11. A compound according to one or more of claims 1 to 10, characterized in that the group Cbz corresponds to one of the following formulas (Cbz-1) to (Cbz-3)

the dotted line being the bond to the group R ^A

and wherein the groups occurring are defined as in one or more of claims 1 to 10.

Compound according to one or more of claims 1 to 11, characterized in that R ^x in each occurrence identically or differently H, D, F, CN, a straight-chain alkyl group having 1 to 10 C-atoms or a branched or cyclic alkyl group having 3 to 10 C atoms or an alkenyl or alkynyl group having 2 to 10 C atoms, where the abovementioned groups can each be substituted by one or more radicals R ² and wherein one or more CH ₂ groups in the abovementioned groups

-R ² C = CR ² -, -C = C-, Si (R ² ) ₂ or C = 0 may be replaced, or an aromatic or heteroaromatic ring system having 5 to 20 aromatic ring atoms which may each be substituted by one or more radicals R ² .

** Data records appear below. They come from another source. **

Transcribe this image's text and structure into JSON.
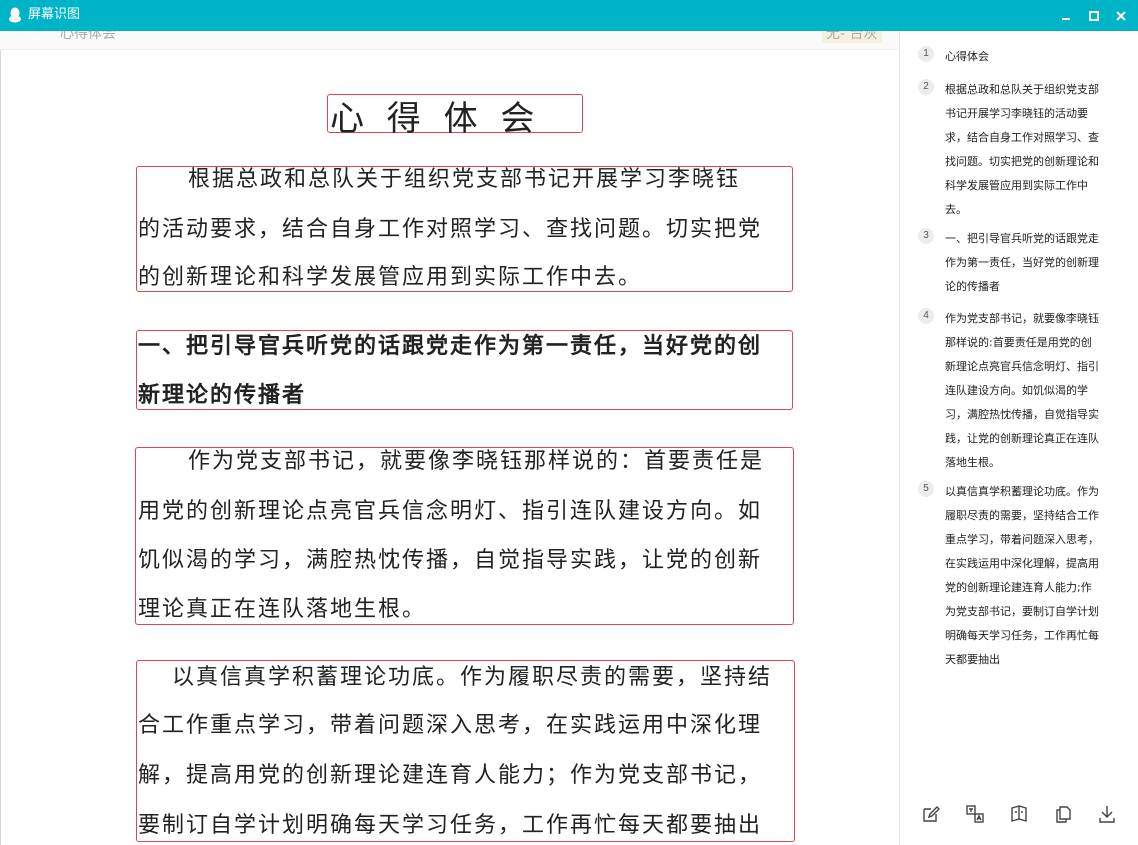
{
  "window": {
    "title": "屏幕识图",
    "icons": [
      "penguin-icon",
      "minimize-icon",
      "maximize-icon",
      "close-icon"
    ]
  },
  "background_doc": {
    "strip_left": "心得体会",
    "strip_right": "无- 台灰"
  },
  "document": {
    "title": "心 得 体 会",
    "para1": [
      "根据总政和总队关于组织党支部书记开展学习李晓钰",
      "的活动要求，结合自身工作对照学习、查找问题。切实把党",
      "的创新理论和科学发展管应用到实际工作中去。"
    ],
    "heading1": [
      "一、把引导官兵听党的话跟党走作为第一责任，当好党的创",
      "新理论的传播者"
    ],
    "para2": [
      "作为党支部书记，就要像李晓钰那样说的：首要责任是",
      "用党的创新理论点亮官兵信念明灯、指引连队建设方向。如",
      "饥似渴的学习，满腔热忱传播，自觉指导实践，让党的创新",
      "理论真正在连队落地生根。"
    ],
    "para3": [
      "以真信真学积蓄理论功底。作为履职尽责的需要，坚持结",
      "合工作重点学习，带着问题深入思考，在实践运用中深化理",
      "解，提高用党的创新理论建连育人能力；作为党支部书记，",
      "要制订自学计划明确每天学习任务，工作再忙每天都要抽出"
    ]
  },
  "results": [
    {
      "num": "1",
      "lines": [
        "心得体会"
      ]
    },
    {
      "num": "2",
      "lines": [
        "根据总政和总队关于组织党支部",
        "书记开展学习李晓钰的活动要",
        "求，结合自身工作对照学习、查",
        "找问题。切实把党的创新理论和",
        "科学发展管应用到实际工作中",
        "去。"
      ]
    },
    {
      "num": "3",
      "lines": [
        "一、把引导官兵听党的话跟党走",
        "作为第一责任，当好党的创新理",
        "论的传播者"
      ]
    },
    {
      "num": "4",
      "lines": [
        "作为党支部书记，就要像李晓钰",
        "那样说的:首要责任是用党的创",
        "新理论点亮官兵信念明灯、指引",
        "连队建设方向。如饥似渴的学",
        "习，满腔热忱传播，自觉指导实",
        "践，让党的创新理论真正在连队",
        "落地生根。"
      ]
    },
    {
      "num": "5",
      "lines": [
        "以真信真学积蓄理论功底。作为",
        "履职尽责的需要，坚持结合工作",
        "重点学习，带着问题深入思考，",
        "在实践运用中深化理解，提高用",
        "党的创新理论建连育人能力;作",
        "为党支部书记，要制订自学计划",
        "明确每天学习任务，工作再忙每",
        "天都要抽出"
      ]
    }
  ],
  "toolbar": {
    "icons": [
      "edit-icon",
      "translate-icon",
      "book-icon",
      "copy-icon",
      "download-icon"
    ]
  },
  "colors": {
    "titlebar": "#00b4c8",
    "highlight_box": "#e0474c"
  }
}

13. A compound according to one or more of claims 1 to 12,

characterized in that the group T represents a single bond.

Oligomer, polymer or dendrimer containing one or more compounds according to one or more of claims 1 to 13, wherein the bond (s) to the polymer, oligomer or dendrimer to any, in formula (I), (II) or (III) with R ¹ or R ^x substituted positions can be located.

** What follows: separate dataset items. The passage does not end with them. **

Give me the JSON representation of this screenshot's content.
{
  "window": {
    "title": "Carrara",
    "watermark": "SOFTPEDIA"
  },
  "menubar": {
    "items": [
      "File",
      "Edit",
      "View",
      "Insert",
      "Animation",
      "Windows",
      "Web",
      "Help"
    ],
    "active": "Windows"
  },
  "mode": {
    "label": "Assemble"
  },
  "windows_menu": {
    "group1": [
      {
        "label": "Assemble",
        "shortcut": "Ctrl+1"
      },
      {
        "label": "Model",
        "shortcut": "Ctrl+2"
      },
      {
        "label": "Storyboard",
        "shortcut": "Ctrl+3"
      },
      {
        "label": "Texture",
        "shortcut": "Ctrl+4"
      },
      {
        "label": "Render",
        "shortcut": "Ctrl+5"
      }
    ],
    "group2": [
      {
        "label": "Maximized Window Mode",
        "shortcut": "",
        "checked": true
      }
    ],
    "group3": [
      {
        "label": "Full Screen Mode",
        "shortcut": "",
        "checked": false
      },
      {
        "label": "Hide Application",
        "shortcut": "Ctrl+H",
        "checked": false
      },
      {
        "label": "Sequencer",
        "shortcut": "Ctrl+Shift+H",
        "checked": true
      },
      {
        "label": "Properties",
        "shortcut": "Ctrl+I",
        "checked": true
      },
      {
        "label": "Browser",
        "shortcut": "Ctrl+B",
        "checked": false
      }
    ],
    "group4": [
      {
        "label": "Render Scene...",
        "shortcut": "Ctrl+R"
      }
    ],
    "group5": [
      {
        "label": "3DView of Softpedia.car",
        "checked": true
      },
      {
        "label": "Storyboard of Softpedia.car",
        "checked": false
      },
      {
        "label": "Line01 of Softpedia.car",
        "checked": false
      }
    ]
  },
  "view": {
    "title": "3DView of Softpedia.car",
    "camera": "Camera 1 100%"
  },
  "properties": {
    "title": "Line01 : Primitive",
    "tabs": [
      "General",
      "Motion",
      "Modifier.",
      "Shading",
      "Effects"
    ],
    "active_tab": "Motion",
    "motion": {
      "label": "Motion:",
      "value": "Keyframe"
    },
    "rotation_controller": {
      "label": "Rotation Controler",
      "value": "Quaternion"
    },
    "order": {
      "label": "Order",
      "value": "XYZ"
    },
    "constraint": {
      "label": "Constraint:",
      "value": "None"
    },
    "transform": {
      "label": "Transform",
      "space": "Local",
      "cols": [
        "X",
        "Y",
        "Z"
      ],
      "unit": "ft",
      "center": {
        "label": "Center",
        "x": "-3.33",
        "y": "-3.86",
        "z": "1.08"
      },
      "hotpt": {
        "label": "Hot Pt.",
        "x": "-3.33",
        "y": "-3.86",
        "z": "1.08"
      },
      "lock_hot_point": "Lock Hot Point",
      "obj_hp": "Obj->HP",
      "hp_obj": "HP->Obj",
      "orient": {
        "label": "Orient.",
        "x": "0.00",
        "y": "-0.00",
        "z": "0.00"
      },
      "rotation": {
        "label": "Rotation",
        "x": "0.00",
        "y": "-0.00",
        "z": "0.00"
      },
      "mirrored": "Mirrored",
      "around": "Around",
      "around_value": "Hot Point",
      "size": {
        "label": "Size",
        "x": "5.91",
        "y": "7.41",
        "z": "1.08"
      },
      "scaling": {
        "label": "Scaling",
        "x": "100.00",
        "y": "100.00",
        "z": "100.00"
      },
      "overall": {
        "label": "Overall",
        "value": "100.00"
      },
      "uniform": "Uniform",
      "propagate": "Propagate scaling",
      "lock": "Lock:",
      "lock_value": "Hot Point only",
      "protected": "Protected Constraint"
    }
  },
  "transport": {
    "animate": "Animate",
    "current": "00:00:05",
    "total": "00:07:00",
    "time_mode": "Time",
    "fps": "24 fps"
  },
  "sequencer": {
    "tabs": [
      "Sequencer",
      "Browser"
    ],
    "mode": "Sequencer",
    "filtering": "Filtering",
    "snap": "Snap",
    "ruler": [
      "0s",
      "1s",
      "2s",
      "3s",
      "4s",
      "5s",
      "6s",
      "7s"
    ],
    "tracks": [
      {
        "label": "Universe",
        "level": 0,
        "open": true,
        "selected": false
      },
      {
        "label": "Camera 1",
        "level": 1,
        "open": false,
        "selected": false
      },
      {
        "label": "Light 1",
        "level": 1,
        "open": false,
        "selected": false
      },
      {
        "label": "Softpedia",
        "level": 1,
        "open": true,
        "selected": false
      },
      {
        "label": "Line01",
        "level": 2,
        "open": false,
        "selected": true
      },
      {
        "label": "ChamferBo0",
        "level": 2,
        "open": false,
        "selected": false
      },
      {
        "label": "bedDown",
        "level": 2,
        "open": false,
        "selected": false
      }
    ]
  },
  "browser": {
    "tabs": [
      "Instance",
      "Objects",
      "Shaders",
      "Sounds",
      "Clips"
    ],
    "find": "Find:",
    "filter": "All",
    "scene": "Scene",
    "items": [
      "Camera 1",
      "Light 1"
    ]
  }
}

A formulation containing at least one compound according to one or more of claims 1 to 13 or at least one polymer, oligomer or dendrimer according to claim 14 and at least one solvent.

Electronic device selected from organic integrated circuits (OICs), organic field effect transistors (OFETs), organic thin film transistors (OTFTs), organic light emitting transistors (OLETs), organic solar cells

(OSCs), organic optical detectors, organic photoreceptors, organic field quench devices (OFQDs),

organic light-emitting electrochemical cells (OLECs), organic laser diodes (O-lasers) and organic electroluminescent devices (OLEDs), characterized in that they comprise at least one compound according to one or more of

Claims 1 to 13 contains.

17. Electronic device according to claim 16, selected from

organic electroluminescent devices, thereby

characterized in that it contains anode, cathode and at least one organic layer, wherein the at least one compound according to one or more of claims 1 to 13 is used as matrix material in an emitting layer in combination with one or more dopants, or that it is used as

Electron transport material is used in an electron transport layer, an electron injection layer or a hole blocking layer.

18. A process for the preparation of a compound according to one or

more of claims 1 to 13, characterized in that at least one transition metal-catalyzed coupling reaction is used.

19. Use of a compound according to one or more of

Claims 1 to 13 in an electronic device.